International law was henceforth established by only one pole—the victors of the Cold War. The defeated (the former socialist camp and, primarily, the USSR) accepted the ideology of the victors, essentially acknowledging a vassal dependence on the collective West.
In such a situation, the UN lost its meaning:
1. Firstly, it was built on the principle of national sovereignty (which no longer corresponded to anything at all).
2. Secondly, the special positions of the USSR and China and their place in the UN Security Council represented a relic of the bipolar era.
Therefore, talk began in Washington about creating a new—openly unipolar—system of international relations. It was called the “League of Democracies” or the “Democracy Forum.”

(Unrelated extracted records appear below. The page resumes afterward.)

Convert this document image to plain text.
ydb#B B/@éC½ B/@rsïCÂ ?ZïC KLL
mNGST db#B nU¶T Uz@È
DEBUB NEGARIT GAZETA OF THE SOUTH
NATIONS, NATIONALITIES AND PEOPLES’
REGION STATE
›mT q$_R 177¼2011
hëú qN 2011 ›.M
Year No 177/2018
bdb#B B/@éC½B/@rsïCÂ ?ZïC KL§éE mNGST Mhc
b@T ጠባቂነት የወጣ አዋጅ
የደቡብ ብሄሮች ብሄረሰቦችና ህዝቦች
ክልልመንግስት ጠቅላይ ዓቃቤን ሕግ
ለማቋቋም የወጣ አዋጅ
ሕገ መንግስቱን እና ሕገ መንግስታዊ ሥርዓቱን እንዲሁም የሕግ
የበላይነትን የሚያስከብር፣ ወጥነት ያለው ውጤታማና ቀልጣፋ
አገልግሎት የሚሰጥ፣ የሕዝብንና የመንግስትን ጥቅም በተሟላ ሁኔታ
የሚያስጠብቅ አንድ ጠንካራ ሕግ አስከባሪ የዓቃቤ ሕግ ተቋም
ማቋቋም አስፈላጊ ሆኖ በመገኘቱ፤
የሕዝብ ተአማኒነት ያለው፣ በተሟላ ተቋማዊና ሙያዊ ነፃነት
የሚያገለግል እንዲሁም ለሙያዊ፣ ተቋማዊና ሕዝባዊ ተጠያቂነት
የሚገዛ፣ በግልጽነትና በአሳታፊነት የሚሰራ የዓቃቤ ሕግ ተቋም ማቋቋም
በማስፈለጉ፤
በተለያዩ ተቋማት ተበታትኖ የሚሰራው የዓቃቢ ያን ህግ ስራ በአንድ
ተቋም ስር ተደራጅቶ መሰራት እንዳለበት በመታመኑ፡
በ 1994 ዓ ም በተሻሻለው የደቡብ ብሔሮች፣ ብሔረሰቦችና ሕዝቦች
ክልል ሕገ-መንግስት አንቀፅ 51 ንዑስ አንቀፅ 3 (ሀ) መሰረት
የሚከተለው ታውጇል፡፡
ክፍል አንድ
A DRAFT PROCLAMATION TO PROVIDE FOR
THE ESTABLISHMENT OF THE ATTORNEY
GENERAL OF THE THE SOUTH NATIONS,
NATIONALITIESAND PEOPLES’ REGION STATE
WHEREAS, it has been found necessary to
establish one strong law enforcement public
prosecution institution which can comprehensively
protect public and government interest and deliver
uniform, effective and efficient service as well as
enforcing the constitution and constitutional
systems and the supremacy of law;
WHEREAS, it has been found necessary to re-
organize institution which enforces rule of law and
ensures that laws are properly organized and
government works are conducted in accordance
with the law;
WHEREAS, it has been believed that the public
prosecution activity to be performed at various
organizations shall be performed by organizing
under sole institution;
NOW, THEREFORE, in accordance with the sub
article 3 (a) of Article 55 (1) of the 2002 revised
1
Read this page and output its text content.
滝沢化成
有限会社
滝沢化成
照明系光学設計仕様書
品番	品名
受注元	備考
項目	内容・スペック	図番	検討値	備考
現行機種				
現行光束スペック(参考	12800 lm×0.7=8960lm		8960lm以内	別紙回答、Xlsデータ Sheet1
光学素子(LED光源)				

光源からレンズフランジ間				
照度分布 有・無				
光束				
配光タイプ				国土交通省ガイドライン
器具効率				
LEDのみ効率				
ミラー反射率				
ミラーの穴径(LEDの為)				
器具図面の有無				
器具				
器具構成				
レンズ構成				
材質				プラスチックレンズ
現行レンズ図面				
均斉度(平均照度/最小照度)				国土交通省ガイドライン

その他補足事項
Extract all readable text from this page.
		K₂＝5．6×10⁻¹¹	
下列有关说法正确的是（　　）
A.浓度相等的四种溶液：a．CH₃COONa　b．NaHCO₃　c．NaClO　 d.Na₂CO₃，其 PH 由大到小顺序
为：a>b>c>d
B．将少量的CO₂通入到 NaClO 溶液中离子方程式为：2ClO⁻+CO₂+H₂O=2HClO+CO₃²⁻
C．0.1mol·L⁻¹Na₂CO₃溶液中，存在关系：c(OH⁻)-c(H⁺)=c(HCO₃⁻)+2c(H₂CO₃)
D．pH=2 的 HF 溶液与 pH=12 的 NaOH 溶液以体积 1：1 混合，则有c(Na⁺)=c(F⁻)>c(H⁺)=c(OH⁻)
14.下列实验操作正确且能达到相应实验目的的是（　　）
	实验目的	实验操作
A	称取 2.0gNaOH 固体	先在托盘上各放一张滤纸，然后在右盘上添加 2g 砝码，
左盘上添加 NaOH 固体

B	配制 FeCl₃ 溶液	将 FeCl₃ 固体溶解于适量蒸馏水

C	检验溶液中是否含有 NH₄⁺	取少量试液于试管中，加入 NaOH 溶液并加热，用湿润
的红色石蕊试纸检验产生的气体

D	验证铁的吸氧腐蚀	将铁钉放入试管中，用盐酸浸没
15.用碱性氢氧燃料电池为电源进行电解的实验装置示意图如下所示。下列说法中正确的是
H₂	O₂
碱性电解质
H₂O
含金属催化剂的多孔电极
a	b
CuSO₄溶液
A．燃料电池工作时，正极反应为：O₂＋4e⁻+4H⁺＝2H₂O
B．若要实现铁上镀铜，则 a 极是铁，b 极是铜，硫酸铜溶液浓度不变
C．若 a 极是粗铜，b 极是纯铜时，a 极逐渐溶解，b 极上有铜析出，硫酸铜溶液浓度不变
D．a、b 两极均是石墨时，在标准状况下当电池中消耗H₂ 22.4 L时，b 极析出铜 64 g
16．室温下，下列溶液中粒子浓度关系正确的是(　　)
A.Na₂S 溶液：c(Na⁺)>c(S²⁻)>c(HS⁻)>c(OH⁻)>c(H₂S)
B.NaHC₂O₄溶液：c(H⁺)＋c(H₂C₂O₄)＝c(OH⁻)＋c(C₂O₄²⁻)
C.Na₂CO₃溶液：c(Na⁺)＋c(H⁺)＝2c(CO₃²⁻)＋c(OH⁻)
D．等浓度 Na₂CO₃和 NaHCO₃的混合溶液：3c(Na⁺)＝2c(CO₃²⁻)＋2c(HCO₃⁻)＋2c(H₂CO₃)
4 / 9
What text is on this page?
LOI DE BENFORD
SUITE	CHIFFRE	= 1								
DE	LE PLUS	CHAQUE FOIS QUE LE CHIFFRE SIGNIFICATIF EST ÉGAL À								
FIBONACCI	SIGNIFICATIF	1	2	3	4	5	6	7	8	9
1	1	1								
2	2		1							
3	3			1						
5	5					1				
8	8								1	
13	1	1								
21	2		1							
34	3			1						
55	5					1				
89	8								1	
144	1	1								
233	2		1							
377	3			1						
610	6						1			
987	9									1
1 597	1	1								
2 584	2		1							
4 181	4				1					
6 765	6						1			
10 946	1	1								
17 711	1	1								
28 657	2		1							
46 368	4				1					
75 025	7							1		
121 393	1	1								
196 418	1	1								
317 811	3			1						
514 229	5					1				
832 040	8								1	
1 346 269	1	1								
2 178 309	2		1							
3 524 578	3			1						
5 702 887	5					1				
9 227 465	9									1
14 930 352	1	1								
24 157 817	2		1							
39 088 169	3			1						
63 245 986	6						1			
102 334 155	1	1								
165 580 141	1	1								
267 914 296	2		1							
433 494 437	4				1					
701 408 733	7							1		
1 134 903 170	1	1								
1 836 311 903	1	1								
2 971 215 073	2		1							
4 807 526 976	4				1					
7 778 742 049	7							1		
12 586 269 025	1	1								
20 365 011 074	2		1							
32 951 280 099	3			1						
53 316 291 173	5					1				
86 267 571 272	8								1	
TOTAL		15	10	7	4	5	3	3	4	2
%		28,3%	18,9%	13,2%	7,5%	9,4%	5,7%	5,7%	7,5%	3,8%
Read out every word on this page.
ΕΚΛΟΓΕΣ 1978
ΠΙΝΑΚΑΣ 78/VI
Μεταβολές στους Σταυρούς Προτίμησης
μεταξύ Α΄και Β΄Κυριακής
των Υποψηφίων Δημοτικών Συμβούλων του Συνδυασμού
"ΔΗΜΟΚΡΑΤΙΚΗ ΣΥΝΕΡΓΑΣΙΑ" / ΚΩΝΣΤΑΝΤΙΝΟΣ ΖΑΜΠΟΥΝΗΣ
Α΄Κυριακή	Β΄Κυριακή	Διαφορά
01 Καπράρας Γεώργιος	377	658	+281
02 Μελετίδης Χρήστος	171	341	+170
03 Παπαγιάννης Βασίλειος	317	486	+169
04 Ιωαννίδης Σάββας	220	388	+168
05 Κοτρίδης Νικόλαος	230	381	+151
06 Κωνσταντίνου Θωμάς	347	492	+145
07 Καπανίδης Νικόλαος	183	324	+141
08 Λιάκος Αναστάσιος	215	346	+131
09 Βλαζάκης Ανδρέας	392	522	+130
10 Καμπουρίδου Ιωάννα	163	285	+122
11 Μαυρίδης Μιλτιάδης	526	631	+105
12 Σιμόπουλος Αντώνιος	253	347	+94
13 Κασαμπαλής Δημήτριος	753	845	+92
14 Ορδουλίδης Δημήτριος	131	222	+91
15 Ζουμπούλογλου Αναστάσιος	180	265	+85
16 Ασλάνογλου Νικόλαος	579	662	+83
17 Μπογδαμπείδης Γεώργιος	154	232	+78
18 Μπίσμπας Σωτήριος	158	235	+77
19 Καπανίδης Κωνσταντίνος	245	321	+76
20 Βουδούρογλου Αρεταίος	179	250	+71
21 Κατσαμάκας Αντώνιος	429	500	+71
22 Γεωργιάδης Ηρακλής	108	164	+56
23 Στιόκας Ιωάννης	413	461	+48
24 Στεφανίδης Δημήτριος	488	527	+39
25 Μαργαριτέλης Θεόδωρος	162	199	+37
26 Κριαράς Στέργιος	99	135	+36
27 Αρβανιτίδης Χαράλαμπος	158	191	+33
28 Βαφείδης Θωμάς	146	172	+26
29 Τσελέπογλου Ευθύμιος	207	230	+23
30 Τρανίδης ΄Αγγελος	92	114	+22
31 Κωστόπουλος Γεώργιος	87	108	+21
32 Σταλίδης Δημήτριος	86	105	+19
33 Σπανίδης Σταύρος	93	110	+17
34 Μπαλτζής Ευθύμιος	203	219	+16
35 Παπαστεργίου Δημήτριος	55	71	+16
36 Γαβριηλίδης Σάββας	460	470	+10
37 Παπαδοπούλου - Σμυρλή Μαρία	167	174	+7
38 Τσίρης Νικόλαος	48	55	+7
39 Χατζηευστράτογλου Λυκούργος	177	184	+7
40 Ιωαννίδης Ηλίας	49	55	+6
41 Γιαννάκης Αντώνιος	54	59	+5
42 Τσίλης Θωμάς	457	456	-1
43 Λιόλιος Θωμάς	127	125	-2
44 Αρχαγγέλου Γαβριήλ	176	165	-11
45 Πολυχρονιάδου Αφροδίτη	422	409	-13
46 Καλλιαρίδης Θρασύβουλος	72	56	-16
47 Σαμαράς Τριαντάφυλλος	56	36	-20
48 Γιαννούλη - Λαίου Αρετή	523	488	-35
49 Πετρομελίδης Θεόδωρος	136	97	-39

At the same time, within the US itself, globalism split into two currents:
— Ideological liberalism, pure internationalism (Soros with his “open society,” USAID, wokeism, etc.);
— Direct American hegemony relying on NATO, which was defended by the Neocons.
Essentially they converged, but the former insisted that the main priority was globalization and the deepening of liberal democracy in every country on the planet, while the latter insisted that the USA directly control the entire territory of the earth on a military-political and economic level.